Responsibilities
1. Based on the application characteristics of heterogeneous AI accelerators (GPU) on cloud platforms, deeply understand and iterate the upper-level application roadmap, organize and output clear GPU hardware product planning roadmaps to ensure the leading position of hardware solutions 2. Responsible for the resource demand profiling of heterogeneous GPU product business scenarios, cross-generation and cross-platform scenario performance benefit testing and verification, design performance testing plans, execute performance testing, analyze system performance bottlenecks, make tuning suggestions and assist in debugging and verification, and output performance testing reports coordinate and solve technical problems encountered in the implementation of new hardware and new technologies 3. Compare and evaluate the benefits of heterogeneous GPU product business scenarios, determine the selection plan, and output the standard computing power/resource conversion plan for solution iteration 4. Combine the latest technical capabilities of the industry chain and the characteristics of hardware product architecture to provide heterogeneous hardware solutions with leading comprehensive competitiveness, and output self-developed hardware server product information 5. Monitor and analyze the quality and performance of heterogeneous cloud hardware in actual applications, and provide systematic technical support capabilities to promote improvement identification and implementation.
Qualifications
1. Bachelor degree or above, major in electronic engineering or computer science, 5 years or more of basic experience in hardware development, testing or performance tuning in heterogeneous fields 2. Good foundation in Unix/Linux operating system and proficiency in common commands, with the ability to independently analyze and locate problems, analyze and solve problems 3. Familiar with various common heterogeneous platforms, such as hardware platforms for large model training, GPU inference scenarios, etc.
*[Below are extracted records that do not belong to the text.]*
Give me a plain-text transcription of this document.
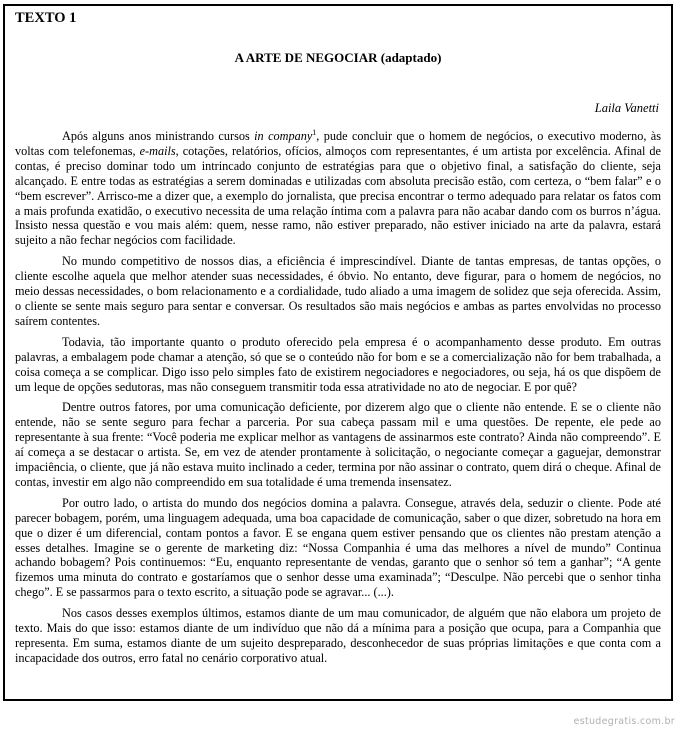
TEXTO 1
A ARTE DE NEGOCIAR (adaptado)

Laila Vanetti

Após alguns anos ministrando cursos in company$^1$, pude concluir que o homem de negócios, o executivo moderno, às voltas com telefonemas, e-mails, cotações, relatórios, ofícios, almoços com representantes, é um artista por excelência. Afinal de contas, é preciso dominar todo um intrincado conjunto de estratégias para que o objetivo final, a satisfação do cliente, seja alcançado. E entre todas as estratégias a serem dominadas e utilizadas com absoluta precisão estão, com certeza, o “bem falar” e o “bem escrever”. Arrisco-me a dizer que, a exemplo do jornalista, que precisa encontrar o termo adequado para relatar os fatos com a mais profunda exatidão, o executivo necessita de uma relação íntima com a palavra para não acabar dando com os burros n’água. Insisto nessa questão e vou mais além: quem, nesse ramo, não estiver preparado, não estiver iniciado na arte da palavra, estará sujeito a não fechar negócios com facilidade.

No mundo competitivo de nossos dias, a eficiência é imprescindível. Diante de tantas empresas, de tantas opções, o cliente escolhe aquela que melhor atender suas necessidades, é óbvio. No entanto, deve figurar, para o homem de negócios, no meio dessas necessidades, o bom relacionamento e a cordialidade, tudo aliado a uma imagem de solidez que seja oferecida. Assim, o cliente se sente mais seguro para sentar e conversar. Os resultados são mais negócios e ambas as partes envolvidas no processo saírem contentes.

Todavia, tão importante quanto o produto oferecido pela empresa é o acompanhamento desse produto. Em outras palavras, a embalagem pode chamar a atenção, só que se o conteúdo não for bom e se a comercialização não for bem trabalhada, a coisa começa a se complicar. Digo isso pelo simples fato de existirem negociadores e negociadores, ou seja, há os que dispõem de um leque de opções sedutoras, mas não conseguem transmitir toda essa atratividade no ato de negociar. E por quê?

Dentre outros fatores, por uma comunicação deficiente, por dizerem algo que o cliente não entende. E se o cliente não entende, não se sente seguro para fechar a parceria. Por sua cabeça passam mil e uma questões. De repente, ele pede ao representante à sua frente: “Você poderia me explicar melhor as vantagens de assinarmos este contrato? Ainda não compreendo”. E aí começa a se destacar o artista. Se, em vez de atender prontamente à solicitação, o negociante começar a gaguejar, demonstrar impaciência, o cliente, que já não estava muito inclinado a ceder, termina por não assinar o contrato, quem dirá o cheque. Afinal de contas, investir em algo não compreendido em sua totalidade é uma tremenda insensatez.

Por outro lado, o artista do mundo dos negócios domina a palavra. Consegue, através dela, seduzir o cliente. Pode até parecer bobagem, porém, uma linguagem adequada, uma boa capacidade de comunicação, saber o que dizer, sobretudo na hora em que o dizer é um diferencial, contam pontos a favor. E se engana quem estiver pensando que os clientes não prestam atenção a esses detalhes. Imagine se o gerente de marketing diz: “Nossa Companhia é uma das melhores a nível de mundo” Continua achando bobagem? Pois continuemos: “Eu, enquanto representante de vendas, garanto que o senhor só tem a ganhar”; “A gente fizemos uma minuta do contrato e gostaríamos que o senhor desse uma examinada”; “Desculpe. Não percebi que o senhor tinha chego”. E se passarmos para o texto escrito, a situação pode se agravar... (...).

Nos casos desses exemplos últimos, estamos diante de um mau comunicador, de alguém que não elabora um projeto de texto. Mais do que isso: estamos diante de um indivíduo que não dá a mínima para a posição que ocupa, para a Companhia que representa. Em suma, estamos diante de um sujeito despreparado, desconhecedor de suas próprias limitações e que conta com a incapacidade dos outros, erro fatal no cenário corporativo atual.

estudegratis.com.br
Familiar with server hardware product components of mainstream manufacturers, such as processors, hard disks, network cards, SAS cards and testing methods, familiar with tools such as Speccpu/Fio/Iperf/Stream/Mlc/lmbench/MLperf and related tuning methods in-depth understanding of operating system kernel, virtualization, GPU architecture principles, DPDK and other technical principles 4. It is better to have direct performance test development experience in Internet business components/scenarios, and be proficient in stress and load testing 5. Have strong team communication and collaboration skills, strong global vision, communication and organization skills, and project promotion skills have strong learning and logical thinking skills, pay attention to cutting-edge technology, good team collaboration and team awareness, strong sense of responsibility and execution, positive work attitude, and positive energy 6. Have a systematic understanding of the end-to-end delivery process and product logic of ToB products.